Basically pursuant to Article 21 of the Regulation, as from August 17th 2015 the applicable law to the estate of an EU national will be the law of the country of their residency. A UK national resident in Spain would therefore have Spanish law applied to their estate. Under Spanish law (as applied to Spaniards) a testator must leave two thirds of their estate to their children. Indeed even the parents of the deceased are obligatory heirs to one third of the estate if there are no children with a priority over the spouse.

Any residents of Spain who die intestate will have Spanish intestacy rules applied to their estate regardless of their nationality. This means the spouse will not inherit the whole estate if there are living children or parents of the deceased. IF YOU HAVE PROPERTY IN SPAIN AND DO NOT HAVE A SPANISH WILL YOU SHOULD MAKE ONE AS SOON AS POSSIBLE.

However, Article 22 allows someone who is the national of one European State but resident in another to elect to have their national law applied to their estates. This for UK nationals means much more flexibility in the beneficiaries whom they can choose. The most logical document to use to declare this election would be in a Will and articles 22 and 27 would allow a declaration in a Spanish form Will that “English” law applies.

Article 83 provides for transitional provisions. The most important of these under Art 83.4 means that if a person made a Will before 17th August 2015 which was compliant with the law that the testator could have chosen (i.e. their national law) then they will be deemed to have elected this law to apply to their estate.
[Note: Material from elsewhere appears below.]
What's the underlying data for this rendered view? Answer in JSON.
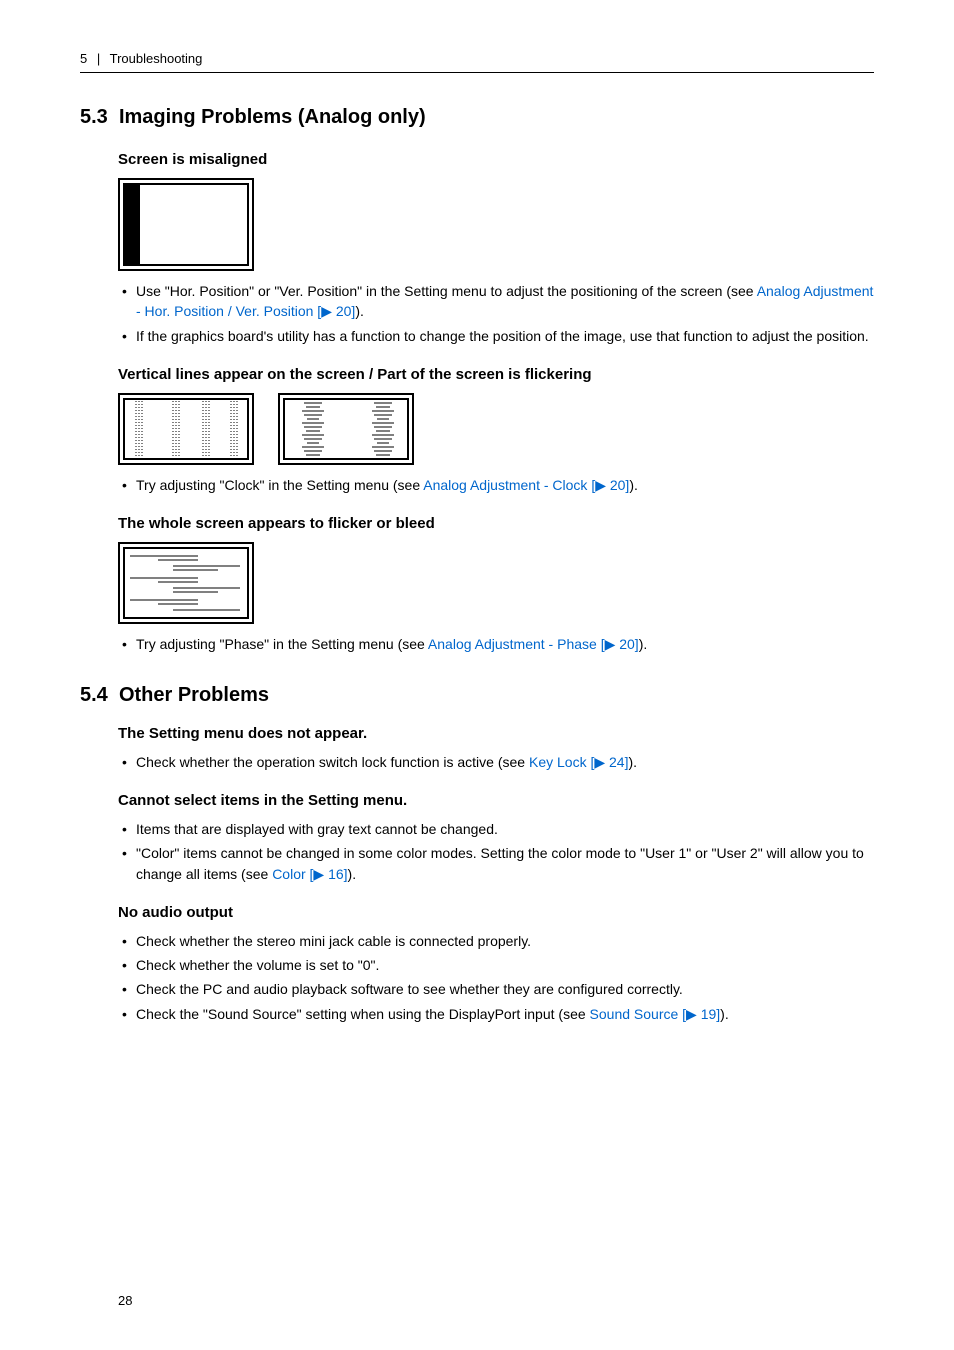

This means it is not likely to be necessary in most cases for clients to amend their wills for Spanish assets. However this Article won’t apply to wills made after August 2015 so any will made from that date on needs to have the declaration of applicability of national law in order for that law to be applied to the estate.

Myths and truths

Myth – this Regulation doesn’t apply to British nationals.
Truth – whilst it is true that the UK has not signed up to this Regulation, it will apply to the assets of UK nationals in Spain. Indeed it applies to nationals of non EU countries such as Chinese or Russians.

Myth – Everyone has to make a new will specifying that they choose the law of nationality.
Truth – The election of national law only has to be stated in wills signed after 17th August. If you made a will before this date which complied with your national law this is a deemed election and your national law will be applied to your estate.

Myth – If you don’t make a Will by 17th August it is too late and you are stuck with Spanish law.
Truth – The opposite is in fact the case and the requirement to state an election of national law doesn’t come in until 17th August although if making a will before this date it is good practice to do so. Certainly any will made after 17th August should contain a clause stating that the testator elects their national law in accordance with the Regulation.